RAG Engine (app/services/rag_engine.py)

Retrieval-Augmented Generation for AI-powered code answers.

Features

  • Context Retrieval: Finds relevant code snippets for questions.
  • AI Integration: Connects with OpenAI for natural language responses.
  • Prompt Engineering: Optimized prompts for code-related questions.
  • Response Generation: Creates context-aware answers.

Process

  1. User question is received.
  2. Relevant code chunks are retrieved from vector store.
  3. Context is formatted and sent to OpenAI.
  4. AI generates a comprehensive answer.

Cache Service (app/services/cache.py)

Provides caching layer for improved performance.

Features

  • In-Memory Caching: Fast access to frequently used data.
  • TTL Support: Automatic expiration of cached items.
  • Cache Invalidation: Smart cache management.
  • Performance Monitoring: Track cache hit rates.

Cached Data

  • Search results
  • Embeddings
  • File metadata
  • API responses

Rate Limiter (app/services/rate_limiter.py)

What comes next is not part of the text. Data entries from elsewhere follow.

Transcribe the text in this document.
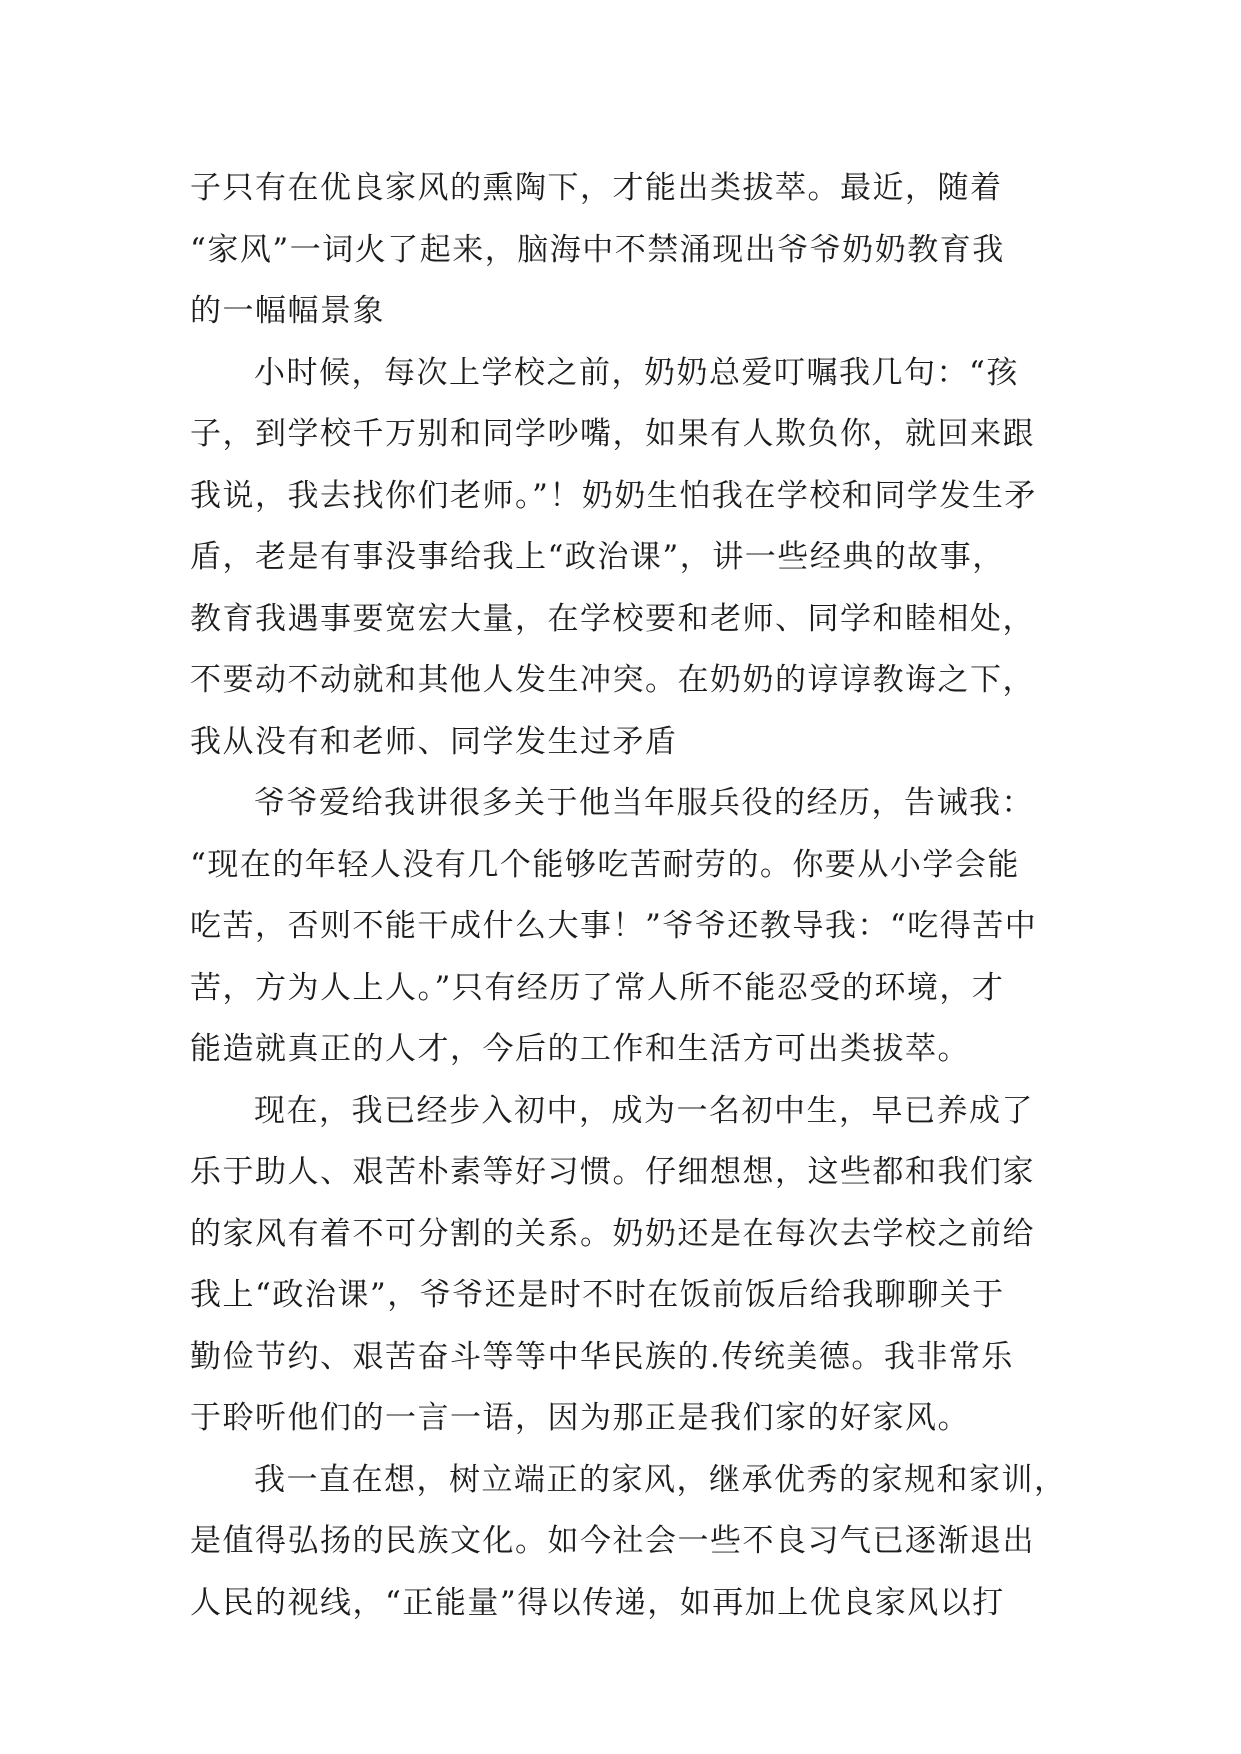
子只有在优良家风的熏陶下，才能出类拔萃。最近，随着
“家风”一词火了起来，脑海中不禁涌现出爷爷奶奶教育我
的一幅幅景象
小时候，每次上学校之前，奶奶总爱叮嘱我几句：“孩
子，到学校千万别和同学吵嘴，如果有人欺负你，就回来跟
我说，我去找你们老师。”！奶奶生怕我在学校和同学发生矛
盾，老是有事没事给我上“政治课”，讲一些经典的故事，
教育我遇事要宽宏大量，在学校要和老师、同学和睦相处，
不要动不动就和其他人发生冲突。在奶奶的谆谆教诲之下，
我从没有和老师、同学发生过矛盾
爷爷爱给我讲很多关于他当年服兵役的经历，告诫我：
“现在的年轻人没有几个能够吃苦耐劳的。你要从小学会能
吃苦，否则不能干成什么大事！”爷爷还教导我：“吃得苦中
苦，方为人上人。”只有经历了常人所不能忍受的环境，才
能造就真正的人才，今后的工作和生活方可出类拔萃。
现在，我已经步入初中，成为一名初中生，早已养成了
乐于助人、艰苦朴素等好习惯。仔细想想，这些都和我们家
的家风有着不可分割的关系。奶奶还是在每次去学校之前给
我上“政治课”，爷爷还是时不时在饭前饭后给我聊聊关于
勤俭节约、艰苦奋斗等等中华民族的.传统美德。我非常乐
于聆听他们的一言一语，因为那正是我们家的好家风。
我一直在想，树立端正的家风，继承优秀的家规和家训，
是值得弘扬的民族文化。如今社会一些不良习气已逐渐退出
人民的视线，“正能量”得以传递，如再加上优良家风以打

Prevents API abuse and ensures fair usage.

Features

  • Request Limiting: Limits requests per time window.
  • IP-based Tracking: Tracks requests by client IP.
  • Configurable Limits: Adjustable rate limits via environment variables.
  • Graceful Degradation: Returns appropriate error responses.

Configuration

RATE_LIMIT_REQUESTS = 100  # requests per window
RATE_LIMIT_WINDOW = 3600   # seconds

How Components Work Together

graph TD
    A[API Request] --> B[Rate Limiter]
    B --> C[Code Parser]
    C --> D[Code Embedder]
    D --> E[Vector Store]
    E --> F[Metadata Store]
    G[Search Query] --> H[RAG Engine]
    H --> E
    H --> I[OpenAI API]
    I --> J[Response]

Indexing Flow

  1. API receives indexing request
  2. Code Parser analyzes source files
  3. Code Embedder generates vectors
  4. Vector Store stores embeddings
  5. Metadata Store records file/chunk info

Search Flow

  1. API receives search query
  2. RAG Engine retrieves relevant chunks
  3. Vector Store performs similarity search
  4. OpenAI generates answer (if AI query)
  5. API returns results

Configuration

All components can be configured via environment variables:

# Embedding Model
EMBEDDING_MODEL=text-embedding-ada-002

# Vector Store
CHROMA_DB_PATH=./data/vector_store

# Cache Settings
CACHE_TTL=3600

# Rate Limiting
RATE_LIMIT_REQUESTS=100
RATE_LIMIT_WINDOW=3600

The modular design allows for easy customization and extension of individual components.